The development of the world's largest single-file name data repository could help predict weather and prevent overhyping of hurricanes like Irene.
Forecasters had predicted Irene could devastate cities such as Washington and New York, but instead some of the most severe damage occurred far further inland in states such as Vermont, which was drowned in tropical-storm downpours.
Several post-Hurricane Irene reports pointed to inaccurate forecasts as problematic. As the UK publication, The Guardian, wrote: The "storm surge that could have swamped [Manhattan] failed to materialize." And many New Yorkers were unhappy about having prepared for the worst only to experience little to no damage.
Enter IBM's Data Storage Group at Almaden, Calif., which has proved it can build a 120PB data system by using 200,000 SAS (serial SCSI) drives -- all configured as if it is a single drive under one name. That's roughly 30 times larger than the biggest single data repository on record, according to IBM. The system could store up to 1 trillion files. Even the Wayback Machine, a massive data time capsule created by The Internet Archive to store everything on the Web since 1996, only holds 2PB of data.
IBM said it chose high-performance SAS drives over high-capacity SATA drives because the system has high bandwidth requirements. The drives are also connected via a backbone that uses the SAS (serial SCSI) protocol, but the storage is connected to compute nodes via a proprietary fabric, which IBM would not disclose.
The technology for IBM's massive data store, which the company plans to begin installing in several customer sites later this year, would be ideal for creating more powerful high-performance computing systems that perform tasks such as climate modeling.
To be sure, Hurricane Irene packed plenty of punch. At least 21 people in eight states died as a result of the storm. And early estimates for damage top $7 billion. But most models showed the storm hitting the East Coast with far more force than it did.
"As with any of these high-performance computing simulations ... the more variables you can look at, the more granular you can be, the better the models. Hopefully, the better the model, the better the prediction," said Bruce Hillsberg, director of Storage Systems Research at IBM. While IBM used the weather simulation as an example, it would not say who its customers were for the data store.
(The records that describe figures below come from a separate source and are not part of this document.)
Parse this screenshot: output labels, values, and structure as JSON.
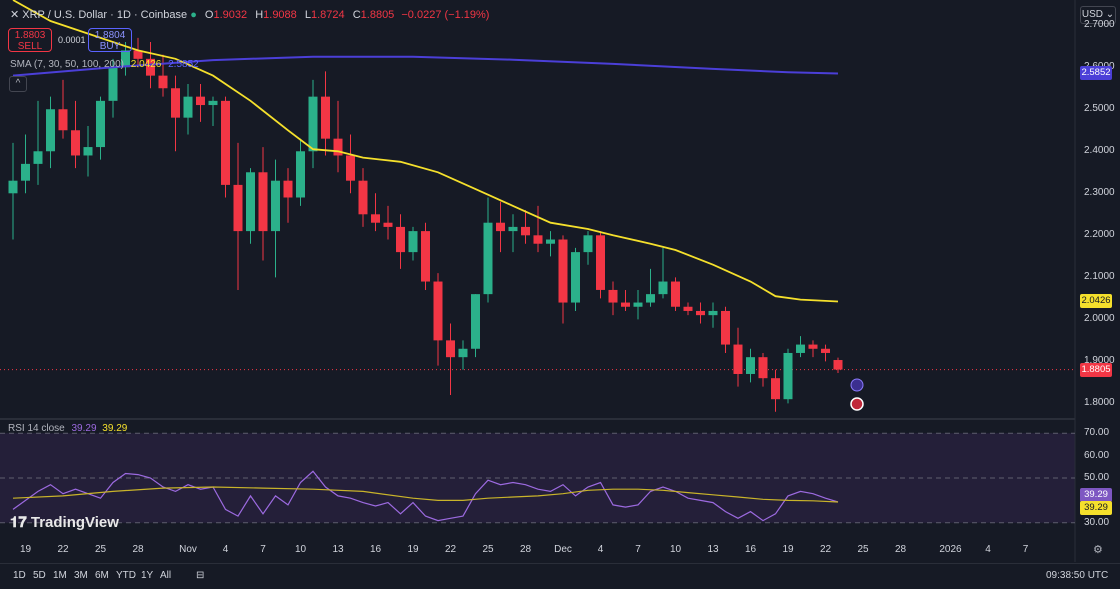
{
  "header": {
    "title": "XRP / U.S. Dollar · 1D · Coinbase",
    "open_label": "O",
    "open": "1.9032",
    "high_label": "H",
    "high": "1.9088",
    "low_label": "L",
    "low": "1.8724",
    "close_label": "C",
    "close": "1.8805",
    "change": "−0.0227 (−1.19%)"
  },
  "trade": {
    "sell_price": "1.8803",
    "sell_label": "SELL",
    "spread": "0.0001",
    "buy_price": "1.8804",
    "buy_label": "BUY"
  },
  "sma_legend": {
    "label": "SMA (7, 30, 50, 100, 200)",
    "value1": "2.0426",
    "value2": "2.5852"
  },
  "rsi_legend": {
    "label": "RSI 14 close",
    "value1": "39.29",
    "value2": "39.29"
  },
  "currency_button": "USD ⌄",
  "logo_text": "TradingView",
  "timeframes": [
    "1D",
    "5D",
    "1M",
    "3M",
    "6M",
    "YTD",
    "1Y",
    "All"
  ],
  "clock": "09:38:50 UTC",
  "colors": {
    "up": "#2bb08a",
    "down": "#f23645",
    "sma_short": "#f5e02c",
    "sma_long": "#4b3fd8",
    "rsi": "#9c6ae0",
    "background": "#161a25"
  },
  "chart_data": {
    "type": "candlestick",
    "title": "XRP / U.S. Dollar · 1D · Coinbase",
    "price_axis": {
      "range": [
        1.77,
        2.76
      ],
      "ticks": [
        "2.7000",
        "2.6000",
        "2.5000",
        "2.4000",
        "2.3000",
        "2.2000",
        "2.1000",
        "2.0000",
        "1.9000",
        "1.8000"
      ],
      "tick_values": [
        2.7,
        2.6,
        2.5,
        2.4,
        2.3,
        2.2,
        2.1,
        2.0,
        1.9,
        1.8
      ]
    },
    "rsi_axis": {
      "range": [
        25,
        75
      ],
      "ticks": [
        "70.00",
        "60.00",
        "50.00",
        "30.00"
      ],
      "tick_values": [
        70,
        60,
        50,
        30
      ]
    },
    "x_labels": [
      {
        "text": "19",
        "i": 1
      },
      {
        "text": "22",
        "i": 4
      },
      {
        "text": "25",
        "i": 7
      },
      {
        "text": "28",
        "i": 10
      },
      {
        "text": "Nov",
        "i": 14
      },
      {
        "text": "4",
        "i": 17
      },
      {
        "text": "7",
        "i": 20
      },
      {
        "text": "10",
        "i": 23
      },
      {
        "text": "13",
        "i": 26
      },
      {
        "text": "16",
        "i": 29
      },
      {
        "text": "19",
        "i": 32
      },
      {
        "text": "22",
        "i": 35
      },
      {
        "text": "25",
        "i": 38
      },
      {
        "text": "28",
        "i": 41
      },
      {
        "text": "Dec",
        "i": 44
      },
      {
        "text": "4",
        "i": 47
      },
      {
        "text": "7",
        "i": 50
      },
      {
        "text": "10",
        "i": 53
      },
      {
        "text": "13",
        "i": 56
      },
      {
        "text": "16",
        "i": 59
      },
      {
        "text": "19",
        "i": 62
      },
      {
        "text": "22",
        "i": 65
      },
      {
        "text": "25",
        "i": 68
      },
      {
        "text": "28",
        "i": 71
      },
      {
        "text": "2026",
        "i": 75
      },
      {
        "text": "4",
        "i": 78
      },
      {
        "text": "7",
        "i": 81
      }
    ],
    "candles": [
      [
        2.3,
        2.42,
        2.19,
        2.33
      ],
      [
        2.33,
        2.44,
        2.3,
        2.37
      ],
      [
        2.37,
        2.52,
        2.32,
        2.4
      ],
      [
        2.4,
        2.53,
        2.36,
        2.5
      ],
      [
        2.5,
        2.57,
        2.43,
        2.45
      ],
      [
        2.45,
        2.52,
        2.36,
        2.39
      ],
      [
        2.39,
        2.46,
        2.34,
        2.41
      ],
      [
        2.41,
        2.53,
        2.38,
        2.52
      ],
      [
        2.52,
        2.62,
        2.48,
        2.6
      ],
      [
        2.6,
        2.66,
        2.58,
        2.64
      ],
      [
        2.64,
        2.67,
        2.6,
        2.62
      ],
      [
        2.62,
        2.66,
        2.55,
        2.58
      ],
      [
        2.58,
        2.63,
        2.53,
        2.55
      ],
      [
        2.55,
        2.58,
        2.4,
        2.48
      ],
      [
        2.48,
        2.56,
        2.44,
        2.53
      ],
      [
        2.53,
        2.56,
        2.47,
        2.51
      ],
      [
        2.51,
        2.53,
        2.46,
        2.52
      ],
      [
        2.52,
        2.53,
        2.29,
        2.32
      ],
      [
        2.32,
        2.42,
        2.07,
        2.21
      ],
      [
        2.21,
        2.36,
        2.18,
        2.35
      ],
      [
        2.35,
        2.41,
        2.14,
        2.21
      ],
      [
        2.21,
        2.38,
        2.1,
        2.33
      ],
      [
        2.33,
        2.36,
        2.23,
        2.29
      ],
      [
        2.29,
        2.43,
        2.27,
        2.4
      ],
      [
        2.4,
        2.57,
        2.36,
        2.53
      ],
      [
        2.53,
        2.59,
        2.39,
        2.43
      ],
      [
        2.43,
        2.52,
        2.35,
        2.39
      ],
      [
        2.39,
        2.44,
        2.3,
        2.33
      ],
      [
        2.33,
        2.36,
        2.22,
        2.25
      ],
      [
        2.25,
        2.3,
        2.21,
        2.23
      ],
      [
        2.23,
        2.27,
        2.19,
        2.22
      ],
      [
        2.22,
        2.25,
        2.12,
        2.16
      ],
      [
        2.16,
        2.22,
        2.14,
        2.21
      ],
      [
        2.21,
        2.23,
        2.07,
        2.09
      ],
      [
        2.09,
        2.11,
        1.89,
        1.95
      ],
      [
        1.95,
        1.99,
        1.82,
        1.91
      ],
      [
        1.91,
        1.95,
        1.88,
        1.93
      ],
      [
        1.93,
        2.06,
        1.91,
        2.06
      ],
      [
        2.06,
        2.29,
        2.04,
        2.23
      ],
      [
        2.23,
        2.28,
        2.16,
        2.21
      ],
      [
        2.21,
        2.25,
        2.16,
        2.22
      ],
      [
        2.22,
        2.26,
        2.18,
        2.2
      ],
      [
        2.2,
        2.27,
        2.16,
        2.18
      ],
      [
        2.18,
        2.21,
        2.15,
        2.19
      ],
      [
        2.19,
        2.2,
        1.99,
        2.04
      ],
      [
        2.04,
        2.17,
        2.02,
        2.16
      ],
      [
        2.16,
        2.21,
        2.13,
        2.2
      ],
      [
        2.2,
        2.21,
        2.05,
        2.07
      ],
      [
        2.07,
        2.09,
        2.01,
        2.04
      ],
      [
        2.04,
        2.07,
        2.02,
        2.03
      ],
      [
        2.03,
        2.07,
        2.0,
        2.04
      ],
      [
        2.04,
        2.12,
        2.03,
        2.06
      ],
      [
        2.06,
        2.17,
        2.05,
        2.09
      ],
      [
        2.09,
        2.1,
        2.02,
        2.03
      ],
      [
        2.03,
        2.04,
        2.01,
        2.02
      ],
      [
        2.02,
        2.04,
        1.99,
        2.01
      ],
      [
        2.01,
        2.04,
        1.98,
        2.02
      ],
      [
        2.02,
        2.03,
        1.92,
        1.94
      ],
      [
        1.94,
        1.98,
        1.84,
        1.87
      ],
      [
        1.87,
        1.93,
        1.85,
        1.91
      ],
      [
        1.91,
        1.92,
        1.84,
        1.86
      ],
      [
        1.86,
        1.88,
        1.78,
        1.81
      ],
      [
        1.81,
        1.93,
        1.8,
        1.92
      ],
      [
        1.92,
        1.96,
        1.91,
        1.94
      ],
      [
        1.94,
        1.95,
        1.91,
        1.93
      ],
      [
        1.93,
        1.94,
        1.9,
        1.92
      ],
      [
        1.9032,
        1.9088,
        1.8724,
        1.8805
      ]
    ],
    "sma_yellow": [
      [
        0,
        2.76
      ],
      [
        3,
        2.71
      ],
      [
        6,
        2.68
      ],
      [
        10,
        2.64
      ],
      [
        13,
        2.62
      ],
      [
        16,
        2.58
      ],
      [
        19,
        2.52
      ],
      [
        22,
        2.45
      ],
      [
        24,
        2.405
      ],
      [
        26,
        2.4
      ],
      [
        28,
        2.385
      ],
      [
        31,
        2.375
      ],
      [
        34,
        2.35
      ],
      [
        37,
        2.31
      ],
      [
        40,
        2.27
      ],
      [
        43,
        2.23
      ],
      [
        46,
        2.215
      ],
      [
        48,
        2.2
      ],
      [
        51,
        2.18
      ],
      [
        53,
        2.165
      ],
      [
        56,
        2.13
      ],
      [
        59,
        2.09
      ],
      [
        61,
        2.055
      ],
      [
        63,
        2.047
      ],
      [
        65,
        2.044
      ],
      [
        66,
        2.0426
      ]
    ],
    "sma_blue": [
      [
        0,
        2.58
      ],
      [
        8,
        2.6
      ],
      [
        16,
        2.617
      ],
      [
        24,
        2.625
      ],
      [
        32,
        2.625
      ],
      [
        40,
        2.618
      ],
      [
        48,
        2.608
      ],
      [
        56,
        2.596
      ],
      [
        62,
        2.588
      ],
      [
        66,
        2.5852
      ]
    ],
    "rsi": [
      [
        0,
        36
      ],
      [
        2,
        44
      ],
      [
        3,
        47
      ],
      [
        4,
        43
      ],
      [
        5,
        45
      ],
      [
        7,
        41
      ],
      [
        8,
        48
      ],
      [
        9,
        52
      ],
      [
        10,
        51.5
      ],
      [
        11,
        50
      ],
      [
        12,
        46
      ],
      [
        13,
        44
      ],
      [
        14,
        47
      ],
      [
        15,
        45
      ],
      [
        16,
        46
      ],
      [
        17,
        36
      ],
      [
        18,
        33
      ],
      [
        19,
        42
      ],
      [
        20,
        34
      ],
      [
        21,
        42
      ],
      [
        22,
        38
      ],
      [
        23,
        48
      ],
      [
        24,
        53
      ],
      [
        25,
        46
      ],
      [
        26,
        42
      ],
      [
        27,
        41
      ],
      [
        28,
        39
      ],
      [
        29,
        37.5
      ],
      [
        30,
        39
      ],
      [
        31,
        34
      ],
      [
        32,
        39
      ],
      [
        33,
        33
      ],
      [
        34,
        31
      ],
      [
        35,
        32
      ],
      [
        36,
        33
      ],
      [
        37,
        43
      ],
      [
        38,
        49
      ],
      [
        39,
        47
      ],
      [
        40,
        48
      ],
      [
        41,
        47
      ],
      [
        42,
        45
      ],
      [
        43,
        44
      ],
      [
        44,
        47
      ],
      [
        45,
        42
      ],
      [
        46,
        46
      ],
      [
        47,
        48
      ],
      [
        48,
        38
      ],
      [
        49,
        37
      ],
      [
        50,
        38
      ],
      [
        51,
        44
      ],
      [
        52,
        46
      ],
      [
        53,
        44
      ],
      [
        54,
        41
      ],
      [
        55,
        40
      ],
      [
        56,
        39
      ],
      [
        57,
        35
      ],
      [
        58,
        32
      ],
      [
        59,
        35
      ],
      [
        60,
        31
      ],
      [
        61,
        34
      ],
      [
        62,
        42
      ],
      [
        63,
        44
      ],
      [
        64,
        43
      ],
      [
        65,
        41
      ],
      [
        66,
        39.29
      ]
    ],
    "rsi_ma": [
      [
        0,
        41
      ],
      [
        4,
        42
      ],
      [
        8,
        44
      ],
      [
        12,
        45.5
      ],
      [
        16,
        46
      ],
      [
        20,
        45.5
      ],
      [
        24,
        45
      ],
      [
        28,
        44
      ],
      [
        32,
        41
      ],
      [
        34,
        40
      ],
      [
        36,
        40
      ],
      [
        38,
        41
      ],
      [
        40,
        41.5
      ],
      [
        42,
        42
      ],
      [
        44,
        43
      ],
      [
        46,
        44.5
      ],
      [
        48,
        45
      ],
      [
        50,
        45
      ],
      [
        52,
        44.5
      ],
      [
        54,
        43.5
      ],
      [
        56,
        42.5
      ],
      [
        58,
        41.5
      ],
      [
        60,
        40.5
      ],
      [
        62,
        40
      ],
      [
        64,
        39.8
      ],
      [
        66,
        39.29
      ]
    ],
    "last_price": 1.8805,
    "last_price_label": "1.8805",
    "sma_yellow_last_label": "2.0426",
    "sma_blue_last_label": "2.5852",
    "rsi_last_label": "39.29",
    "rsi_ma_last_label": "39.29",
    "grid": false
  }
}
IBM's 120PB data store has yet to be built. The company will be assembling it in the data centers of several customers over the next year, but the base technology to build the systems has been around for many years. The technology, IBM's General Parallel File System (GPFS), is already used in a number of IBM products, including its scale-out NAS (SONAS) array, which IBM brought to market last year, and can scale to 14PB of capacity. IBM also uses GPFS in its strategic archive product called the IBM Information Archive, as well as its cloud storage service offerings.
The technology could give several days warning for impending floods.
IBM has been using GPFS to build massive data stores since 1998. Back then, the largest single virtual drive was 43TB, a capacity that's easily achieved in a single data center rack today.
In fact, IBM's GPFS technology was the data store behind IBM's Watson supercomputer, which earlier this year demonstrated its processing prowess by handily beating champions of the game show Jeopardy. That system boasted a 21.6TB data store.
It was for that very reason, the massive growth in customer data storage requirements, that IBM built its latest GPFS storage system.